It’s that time of year, time to test out the routes, see the various sites and work out where the loos and car parks are. In some respects, it’s one of the best times to travel around the UK. This week I am looking at a host of ancient buildings. Some in fine fettle, lovingly and painstakingly preserved, others not so loved or that show the signs of their degradation following conflict.
Before I begin, I ought to just cater to those who are reading this seeking background etymology on the origins of the nursery rhyme “Humpty Dumpty.” In short, no one knows. The egg shape character first appears as an egg in the early illustrations of Alice in Wonderland. Humpty Dumpty has been slang for a person of ample bearing for several centuries but we find the British Civil War (Scotland was also included in the conflict). It is during this period that a number of weapons lay claim to being the said, “Humpty Dumpty.” The first printed reference appears in 1797 but hats off to Colchester for the claim that a cannon fired from the city walls during the civil war is the original source without any historical backing whatsoever. It appears to be nothing but a nice story about a cannon which inflicted damage on parliamentarian troops before falling to the ground and the Royalists (the King’s men), were unable to restore it to its position and the ton was lost. The money falls on Humpty Dumpty being a riddle for children. Question: Why could no one reassemble Humpty Dumpty? Answer: Because he’s an egg.

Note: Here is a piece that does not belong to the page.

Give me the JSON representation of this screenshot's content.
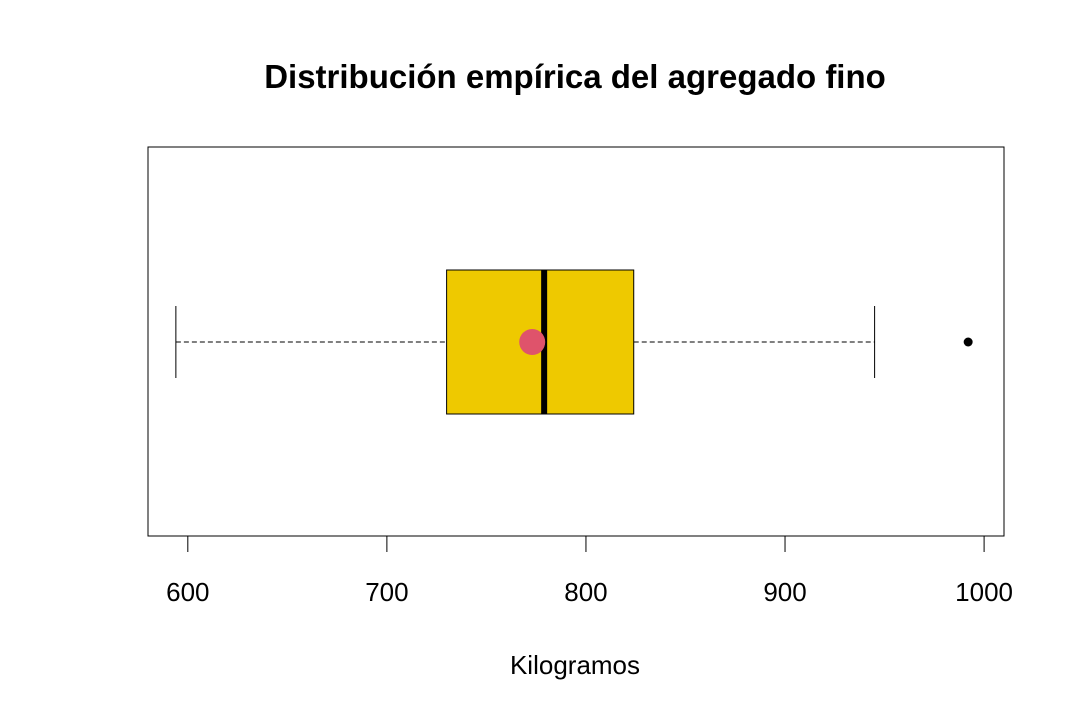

I have been using Humpty Dumpty as a key to my recent blogs. We have looked at various aspects of the Guard Change and this week an exploration of castles and ruins in the area we know as “the West Country.”
My weekend exploration began at Glastonbury, not an area in fine fettle but definitely worth a visit. Some will know it as the home as the Glastonbury Festival. However, the allure to me is the Tor. Not dissimilar to the peak crafted by those who had seen the aliens swopping the US mid west in Steven Spielberg’s “Close Encounters of the Third Kind.” Glastonbury Tor is an incongruous hill in Somerset. It rises rather spookily to 158m or 518 feet, if you prefer and at its pick can be found the tower of an old chapel. Why do I say spooky?
I just find it odd that this place which is bursting with mystery and legend, has with it a numerical anagram (if that’s the term?). What I mean is, whichever measurement you prefer, the same numbers feature. 1,5 and 8. The area surrounding Glastonbury is on or below sea level and so known as the Somerset Levels. Legend has it that Glastonbury was the Isle of Avalon and to add intrigue was the place where King Arthur was buried. For myth and legend need you go further?
From Glastonbury to Wells, passing circuitously and not direct through the Mendip Hills. Wells Cathedral seems to have taken over from Glastonbury as one of the most important religious centres in West England. Its Cathedral boasts the opulence of a powerful bishop and statesman. It is also a triumph of the art of the stone mason. Lovingly maintained and clearly still an important religious centre. I stopped off at the Wells and Mendip Museum and was told that the cathedral grounds regularly featured as a film location. An impressive list of period dramas were reeled off and only the day before the latest series of Poldark had been filming there. The one film missing from the list became obvious on my wanders into Wells marketplace. On Fridays, Hot Fuzz Tours take place around the town. Hot Fuzz, wow, now you’re talking.
My sojourn of the West Country ended with a fleeting visit to Farleigh Hungerford Castle, a testament to the longevity of those who build fine buildings as a monument to themselves. You’ve not heard of the first Lord Hungerford? Let that be a lesson to someone (Look on my works ye mighty…..).
Continuing on the theme of spooky monuments, like a magnetic pull, I felt the need to return to Avebury, its stones and the nearby Silbury Hill. Where Glastonbury Tor was carved by nature, Silbury Hill was built by man. Around the same period as the Pyramids of Giza, 40m or 131ft high a pile of clay and chalk dominates the surrounding landscape. And no one knows why it was built. On a whim, while in the area I followed the sign along a footpath to West Kennet Long Barrow. As the light faded, I found myself drawn to the top of a hill where some 5000 years ago a structure was built with its entrance facing East toward the rising sun. I was thankful that mobile phones now come with flashlights (torches) as standard, so was able to wander alone into the darkness where I just had to marvel at the chambers that had been built within the barrow. On a whim, while in the area I followed the sign along a footpath to West Kennet Long Barrow. As the light faded, I found myself drawn to the top of a hill where some 5000 years ago a structure was built with its entrance facing East toward the rising sun. I was thankful that mobile phones now come with flashlights (torches) as standard, so was able to wander alone into the darkness where I just had to marvel at the chambers that had been built within the barrow.
I came away from the weekend full of inspiration and looking forward to sharing the adventure with someone.